The keyboard - firstly, the layout. Some keys have moved around and it has a tall, rather than wide enter key. Option has disappeared, I think this is now labelled 'alt'. My Mac inexperience is probably showing there. Worst, the function keys have useless play, pause, rewind where the keys for the expose functions should be. I can't show the desktop with one key press any more (Fn-F11 is now the shortcut)! This is a major problem and I'll have to find a workaround.

Secondly, the feel: at first, it looks depressingly like something off an 8bit computer. Thankfully the keys are quite light, direct and well spaced. Time is really the method of test here - this review is the first large text I've written on it. It's going well so far.

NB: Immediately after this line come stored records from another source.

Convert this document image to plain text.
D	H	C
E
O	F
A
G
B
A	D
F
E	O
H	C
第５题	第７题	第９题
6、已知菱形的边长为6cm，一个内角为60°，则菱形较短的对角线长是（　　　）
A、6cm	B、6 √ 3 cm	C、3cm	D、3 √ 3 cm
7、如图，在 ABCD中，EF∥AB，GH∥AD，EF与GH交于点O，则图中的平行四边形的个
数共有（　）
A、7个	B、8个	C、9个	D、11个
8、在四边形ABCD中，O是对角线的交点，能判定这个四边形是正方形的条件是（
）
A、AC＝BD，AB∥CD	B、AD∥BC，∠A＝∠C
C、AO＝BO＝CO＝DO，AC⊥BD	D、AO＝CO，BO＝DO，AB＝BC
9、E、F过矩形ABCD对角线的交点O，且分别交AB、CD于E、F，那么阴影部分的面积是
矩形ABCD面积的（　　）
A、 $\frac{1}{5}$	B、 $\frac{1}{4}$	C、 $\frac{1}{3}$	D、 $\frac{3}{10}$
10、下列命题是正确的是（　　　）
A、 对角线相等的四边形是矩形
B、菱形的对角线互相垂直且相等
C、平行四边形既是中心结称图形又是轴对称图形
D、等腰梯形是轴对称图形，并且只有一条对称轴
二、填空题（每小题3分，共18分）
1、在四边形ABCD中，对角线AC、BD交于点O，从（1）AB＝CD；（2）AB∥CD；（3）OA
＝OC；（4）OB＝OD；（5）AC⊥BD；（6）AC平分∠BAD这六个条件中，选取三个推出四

The start up bong can't be muted. On the Powerbook, holding mute when switching on would silence it. Otherwise, you'd hear it - which can be very useful if you're somewhere noisy already as it tells you that the blank screen is the machine booting, not a call to press power again. Well, I've had to install "Psst" and kill it off completely.

Migration - I don't understand why the migration tool requires a firewire cable. I don't have one. One doesn't appear to be provided in the box. I do happen to have a large, fast and expensive ethernet network. Never mind though; it turns out that migrating is actually quite easy on a Mac. Mount the remote drive using AppleTalk / File Sharing, and simply drag over whatever you want. Beautifully simple. My home directory and all the applications I wanted just came straight off the PPC based machine onto the x86 and worked well first time. Some clean up of the home directory was required (such as login startup items) but otherwise I'm happy with it.

The trackpad is great - the two finger scrolling is simply wonderful. It works naturally and is immediately understood and made full use of.
PowerPC applications run on the 2GHz Core 2 Duo at about the same speed as on the 867MHz G4, which is absolutely fine. There is little now that isn't universal.

Leopard I will gloss over as I want to concentrate on the hardware - let's just say that I don't buy a Mac to run anything other than Mac OS.

That will do for part 1. I'll give it a week of good use and think of something to write for part 2.